”O texto abaixo foi escrito para o site da Federação Paulista de Futebol. Entrevistei o Marcelinho Carioca na loja “Todo Poderoso Timão” do Shopping Metrô Santa Cruz, no dia 1° de dezembro, em uma noite de autógrafos. Ele falou sobre Libertadores, seu jogo inesquecível, Ronaldo e claro, Corinthians”.

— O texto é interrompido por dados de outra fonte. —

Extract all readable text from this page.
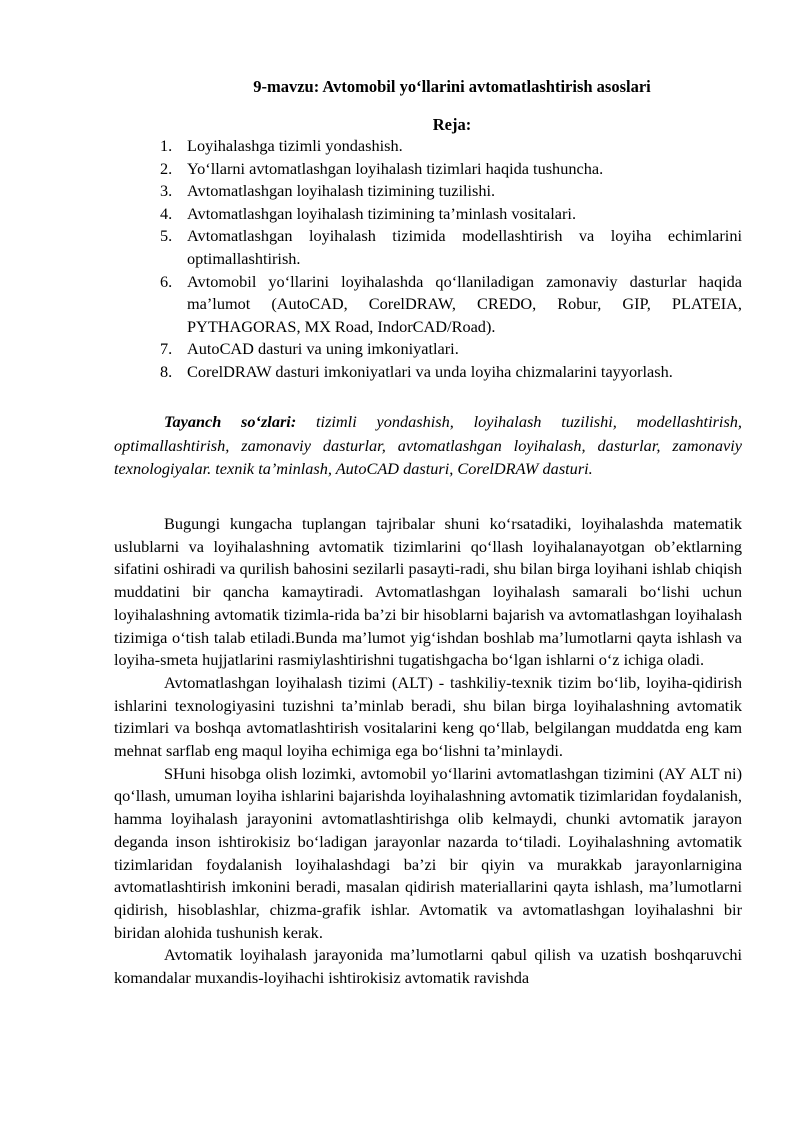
9-mavzu: Avtomobil yo‘llarini avtomatlashtirish asoslari
Reja:
1. Loyihalashga tizimli yondashish.
2. Yo‘llarni avtomatlashgan loyihalash tizimlari haqida tushuncha.
3. Avtomatlashgan loyihalash tizimining tuzilishi.
4. Avtomatlashgan loyihalash tizimining ta’minlash vositalari.
5. Avtomatlashgan loyihalash tizimida modellashtirish va loyiha echimlarini optimallashtirish.
6. Avtomobil yo‘llarini loyihalashda qo‘llaniladigan zamonaviy dasturlar haqida ma’lumot (AutoCAD, CorelDRAW, CREDO, Robur, GIP, PLATEIA, PYTHAGORAS, MX Road, IndorCAD/Road).
7. AutoCAD dasturi va uning imkoniyatlari.
8. CorelDRAW dasturi imkoniyatlari va unda loyiha chizmalarini tayyorlash.

Tayanch so‘zlari: tizimli yondashish, loyihalash tuzilishi, modellashtirish, optimallashtirish, zamonaviy dasturlar, avtomatlashgan loyihalash, dasturlar, zamonaviy texnologiyalar. texnik ta’minlash, AutoCAD dasturi, CorelDRAW dasturi.

Bugungi kungacha tuplangan tajribalar shuni ko‘rsatadiki, loyihalashda matematik uslublarni va loyihalashning avtomatik tizimlarini qo‘llash loyihalanayotgan ob’ektlarning sifatini oshiradi va qurilish bahosini sezilarli pasayti-radi, shu bilan birga loyihani ishlab chiqish muddatini bir qancha kamaytiradi. Avtomatlashgan loyihalash samarali bo‘lishi uchun loyihalashning avtomatik tizimla-rida ba’zi bir hisoblarni bajarish va avtomatlashgan loyihalash tizimiga o‘tish talab etiladi.Bunda ma’lumot yig‘ishdan boshlab ma’lumotlarni qayta ishlash va loyiha-smeta hujjatlarini rasmiylashtirishni tugatishgacha bo‘lgan ishlarni o‘z ichiga oladi.

Avtomatlashgan loyihalash tizimi (ALT) - tashkiliy-texnik tizim bo‘lib, loyiha-qidirish ishlarini texnologiyasini tuzishni ta’minlab beradi, shu bilan birga loyihalashning avtomatik tizimlari va boshqa avtomatlashtirish vositalarini keng qo‘llab, belgilangan muddatda eng kam mehnat sarflab eng maqul loyiha echimiga ega bo‘lishni ta’minlaydi.

SHuni hisobga olish lozimki, avtomobil yo‘llarini avtomatlashgan tizimini (AY ALT ni) qo‘llash, umuman loyiha ishlarini bajarishda loyihalashning avtomatik tizimlaridan foydalanish, hamma loyihalash jarayonini avtomatlashtirishga olib kelmaydi, chunki avtomatik jarayon deganda inson ishtirokisiz bo‘ladigan jarayonlar nazarda to‘tiladi. Loyihalashning avtomatik tizimlaridan foydalanish loyihalashdagi ba’zi bir qiyin va murakkab jarayonlarnigina avtomatlashtirish imkonini beradi, masalan qidirish materiallarini qayta ishlash, ma’lumotlarni qidirish, hisoblashlar, chizma-grafik ishlar. Avtomatik va avtomatlashgan loyihalashni bir biridan alohida tushunish kerak.

Avtomatik loyihalash jarayonida ma’lumotlarni qabul qilish va uzatish boshqaruvchi komandalar muxandis-loyihachi ishtirokisiz avtomatik ravishda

A torcida do Corinthians não esquece dele. E não é para menos, em oito anos vestindo a camisa do clube marcou 206 gols em 427 jogos, incluindo alguns tentos inesquecíveis, como o da final da Copa do Brasil de 1995, contra o Grêmio no Estádio Olímpico e o histórico gol de placa marcado contra o Santos, na Vila Belmiro, quando passou a bola por cima do zagueiro Ronaldo Marconatto e chutou de primeira no canto direito do goleiro santista, que lhe rendeu até uma placa do rei Pelé. Marcelo Pereira Surcin, conhecido como Marcelinho Carioca, é reverenciado até hoje pela torcida corintiana como um dos maiores ídolos da história do time.
Com uma carreira feita de altos e baixos, Marcelinho nunca escondeu seu amor pelo Corinthians. Já afirmou que a camisa do clube é a sua segunda pele e em todas as partidas que joga contra a equipe paulista, acaba indo para os braços da torcida. Apesar de tamanha identificação, o meio-campista admite que na infância não era corintiano. “Quando eu era criança não torcia para o Corinthians. Quando vim jogar em São Paulo assumi essa responsabilidade, principalmente pela forma como me trataram aqui e pelo carinho da torcida. A torcida corintiana é a grande responsável pela identificação tão grande que tive com o Corinthians”. Torcida esta que viu o jogador ter seu nome vinculado a alguns dos maiores títulos da história do clube, como os Campeonatos Brasileiros de 1998 e 1999, a Copa do Brasil de 1995 e o inédito Campeonato Mundial da FIFA, em 2000, que para Marcelinho, foi o maior título que conquistou em sua carreira. “A Copa do Brasil de 1995 teve um sabor especial, com aquele gol na final no Olímpico e por ser o primeiro título da Copa do Brasil do Corinthians, mas ganhar o Mundial foi maravilhoso, inesquecível. Com certeza foi o maior título da minha carreira de jogador de futebol”.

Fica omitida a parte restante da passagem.